Cloud computing also involves clients connecting to remote computing infrastructure via a network, but this time that infrastructure includes shared processing power, software and other resources. This frees users from having to constantly update and maintain their software and systems, while at the same time allowing them to harness the processing power of a vast network. Familiar everyday services powered by cloud computing include social networks like Facebook, webmail clients like Gmail, and online banking apps.
How safe is the cloud?
The cloud may promise to lift the burden of our ever-increasing data storage needs, but how do we know our data is truly safe when we entrust it to a cloud provider? What measures do they take to address our two biggest concerns: reliability and security?
We’ve already learned that cloud providers store backups in multiple locations. Systems that detect smoke, suppress fires and provide emergency power are also standard features of data centres, and these secret locations are heavily reinforced, guarded and internally protected to prevent intruders or disgruntled employees from physically harming or stealing the storage hardware.

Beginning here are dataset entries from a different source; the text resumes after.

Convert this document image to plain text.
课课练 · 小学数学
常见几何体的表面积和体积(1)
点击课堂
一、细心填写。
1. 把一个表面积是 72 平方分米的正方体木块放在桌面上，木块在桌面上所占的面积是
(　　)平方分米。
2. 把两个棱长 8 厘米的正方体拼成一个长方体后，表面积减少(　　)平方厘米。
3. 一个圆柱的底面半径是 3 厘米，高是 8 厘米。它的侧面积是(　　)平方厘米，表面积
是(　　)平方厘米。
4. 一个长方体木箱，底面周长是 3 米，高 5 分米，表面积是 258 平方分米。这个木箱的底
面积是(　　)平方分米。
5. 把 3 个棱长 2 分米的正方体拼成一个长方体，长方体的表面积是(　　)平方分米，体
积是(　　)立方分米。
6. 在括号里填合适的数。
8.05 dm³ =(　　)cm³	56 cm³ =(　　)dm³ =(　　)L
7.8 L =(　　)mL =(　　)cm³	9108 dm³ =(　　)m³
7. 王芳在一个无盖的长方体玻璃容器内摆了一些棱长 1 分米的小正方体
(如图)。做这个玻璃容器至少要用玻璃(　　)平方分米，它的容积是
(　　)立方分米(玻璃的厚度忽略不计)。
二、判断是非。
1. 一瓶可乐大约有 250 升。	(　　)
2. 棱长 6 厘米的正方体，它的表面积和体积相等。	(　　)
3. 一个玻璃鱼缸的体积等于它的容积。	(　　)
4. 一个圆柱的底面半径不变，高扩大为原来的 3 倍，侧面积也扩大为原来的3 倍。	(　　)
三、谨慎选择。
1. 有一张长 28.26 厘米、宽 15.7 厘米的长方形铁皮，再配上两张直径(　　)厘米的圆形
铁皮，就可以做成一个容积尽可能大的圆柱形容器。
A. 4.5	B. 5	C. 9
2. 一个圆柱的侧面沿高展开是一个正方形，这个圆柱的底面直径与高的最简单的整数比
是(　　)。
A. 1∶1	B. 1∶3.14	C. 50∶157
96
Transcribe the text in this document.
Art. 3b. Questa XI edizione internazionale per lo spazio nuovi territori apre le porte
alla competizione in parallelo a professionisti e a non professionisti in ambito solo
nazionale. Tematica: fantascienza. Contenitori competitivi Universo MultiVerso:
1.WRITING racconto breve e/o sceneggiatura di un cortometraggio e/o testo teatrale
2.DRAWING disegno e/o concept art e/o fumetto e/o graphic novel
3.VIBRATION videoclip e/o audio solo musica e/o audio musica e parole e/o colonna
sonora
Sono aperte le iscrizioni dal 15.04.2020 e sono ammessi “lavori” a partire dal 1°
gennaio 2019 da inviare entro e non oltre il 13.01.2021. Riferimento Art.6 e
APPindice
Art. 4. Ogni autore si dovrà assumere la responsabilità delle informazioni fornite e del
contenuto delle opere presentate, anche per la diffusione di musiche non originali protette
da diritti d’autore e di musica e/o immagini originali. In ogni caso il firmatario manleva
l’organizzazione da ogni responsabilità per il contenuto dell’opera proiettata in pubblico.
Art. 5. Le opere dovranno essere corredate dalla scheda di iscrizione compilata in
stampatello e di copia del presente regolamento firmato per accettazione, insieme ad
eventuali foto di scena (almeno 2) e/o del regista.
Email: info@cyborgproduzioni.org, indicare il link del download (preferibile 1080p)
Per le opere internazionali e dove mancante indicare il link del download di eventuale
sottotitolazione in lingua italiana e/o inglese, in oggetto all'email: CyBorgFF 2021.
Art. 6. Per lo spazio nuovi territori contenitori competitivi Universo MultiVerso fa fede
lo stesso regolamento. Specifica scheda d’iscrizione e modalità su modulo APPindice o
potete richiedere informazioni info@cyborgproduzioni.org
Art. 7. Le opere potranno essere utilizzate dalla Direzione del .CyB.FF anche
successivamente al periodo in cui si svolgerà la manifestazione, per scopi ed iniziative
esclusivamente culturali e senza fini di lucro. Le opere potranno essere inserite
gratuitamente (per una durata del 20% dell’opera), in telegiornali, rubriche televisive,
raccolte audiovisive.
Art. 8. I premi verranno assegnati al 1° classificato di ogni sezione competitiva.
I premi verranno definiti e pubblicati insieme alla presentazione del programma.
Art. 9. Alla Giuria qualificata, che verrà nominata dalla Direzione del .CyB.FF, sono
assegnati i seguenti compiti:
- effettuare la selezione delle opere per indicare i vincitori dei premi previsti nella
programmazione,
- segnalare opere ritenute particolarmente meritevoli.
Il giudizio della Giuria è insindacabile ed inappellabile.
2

To secure your data so no one else can get at it, cloud systems use authentication processes like usernames and passwords to limit access, and data encryption to protect data that is stolen or intercepted en route. And yet, passwords can be hacked; often it’s the service provider who holds the encryption keys to your data, meaning that rogue employees could access it; and your data isn’t immune to search and seizure by government entities.
So, to entrust or not to entrust? In any case, you can rest assured that — since cloud storage companies live and die by their reputation — they take great pains to employ the most advanced security techniques and provide the most reliable service possible. But the bottom line is that we live in an age where national governments have been exposed for tapping into supposedly private cloud data. Savvy surfers would be wise to keep anything truly sensitive stored on their personal computer or private cloud behind a firewall, and never upload it to the public cloud.